Von der Leyen: "Birçok sektör için zorlu bir süreç, ancak ulaşabildiğimiz en iyi anlaşma bu."

Avrupa Komisyonu Başkanı Ursula von der Leyen, Pazar günü yaptığı açıklamada, ABD Başkanı Donald Trump ile varılan ve Avrupa ihracatının büyük çoğunluğuna %15'lik tek bir gümrük vergisi uygulanmasını öngören anlaşmayı özetledi.
Von der Leyen, anlaşmayı stratejik bir zafer, zorluklara rağmen yeni bir ticaret fırsatları ve enerji güvenliği döneminin kapısını açan "net bir sınır" olarak sunmak için büyük çaba sarf etti. Diplomatik başarıdan son derece memnun bir üslupla, anlaşmanın hem müzakere hem de uygulanmasındaki zorluklar konusunda da açık sözlüydü.
Zorlu müzakere"Müzakereler çok zorlu geçti, başlangıçta gerginlikler yaşandı," diyen yetkili, müzakere çerçevesi göz önüne alındığında elde edilen başarının mümkün olan en iyi durum olduğunu belirtti. AB'nin Endonezya, Meksika ve Hindistan gibi pazarlarla imzaladığı anlaşmalara atıfta bulunarak, "Bu %15'lik tarife, bazı sektörler için zorluk teşkil etse de, ticaretin genişlemesi için önemli bir fırsat sunuyor," diyen yetkili, geleneksel transatlantik rotaların ötesinde bir çeşitlendirme tablosu çiziyor.
Von der Leyen, otomobil, bileşenler, yarı iletkenler ve hatta ilaç sektörü gibi Avrupa ekonomisi için temel sektörlere uygulanacak olan bu %15'lik tek gümrük vergisinin "ellerinden gelenin en iyisi" olduğunu ayrıntılı olarak anlattı. Avrupa Birliği Başkanı, külfetli olmasına rağmen "istikrar, öngörülebilirlik ve gümrük vergilerinin birikmesini önleyecek net bir tavan sağladığını" belirtti.
Sıfır-sıfır tarifelerBu genel tarifeye ek olarak, cumhurbaşkanı stratejik alanlarda "sıfırdan sıfıra tarife" uygulamasına özellikle vurgu yaptı. Havacılık, bazı kimyasal ürünler, jenerik ilaçlar, yarı iletken ekipmanlar, bazı tarım ürünleri, doğal kaynaklar ve temel hammaddelere atıfta bulundu. Ayrıntılar "önümüzdeki haftalarda" açıklanacak olsa da, von der Leyen bunları hayati alanlarda ticareti artıracak önemli bir başarı olarak sundu.

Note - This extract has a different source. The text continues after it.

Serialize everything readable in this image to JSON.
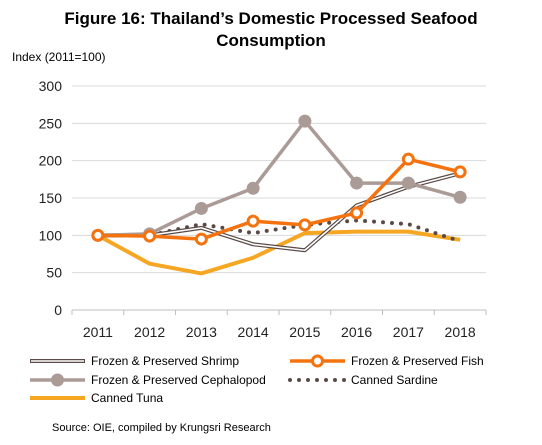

Von der Leyen'in açıklamasının temel dayanağını ticaretin ötesinde enerji güvenliği oluşturuyordu. Başkan, "üç yıllık bir ufukta" planlanan gelecekteki enerji alımlarının "tedarik kaynaklarımızı çeşitlendireceğini ve Avrupa'nın enerji güvenliğine katkıda bulunacağını" şiddetle savundu; bu öncelik, Ukrayna'daki çatışmayla daha da yoğunlaştı.
Von der Leyen, doğrudan bir mesajda AB'nin stratejisini doğruladı: "Rus gazı ve petrolünü, önemli miktarda Amerikan sıvılaştırılmış gazı ve nükleer yakıt alımıyla değiştireceğiz." Bu açıklama, yalnızca Avrupa'nın enerji bağımlılığını azaltma kararlılığını vurgulamakla kalmıyor, aynı zamanda ABD ile yapılan anlaşmayı kıtanın enerji manzarasını yeniden şekillendirmede önemli bir unsur olarak konumlandırıyor.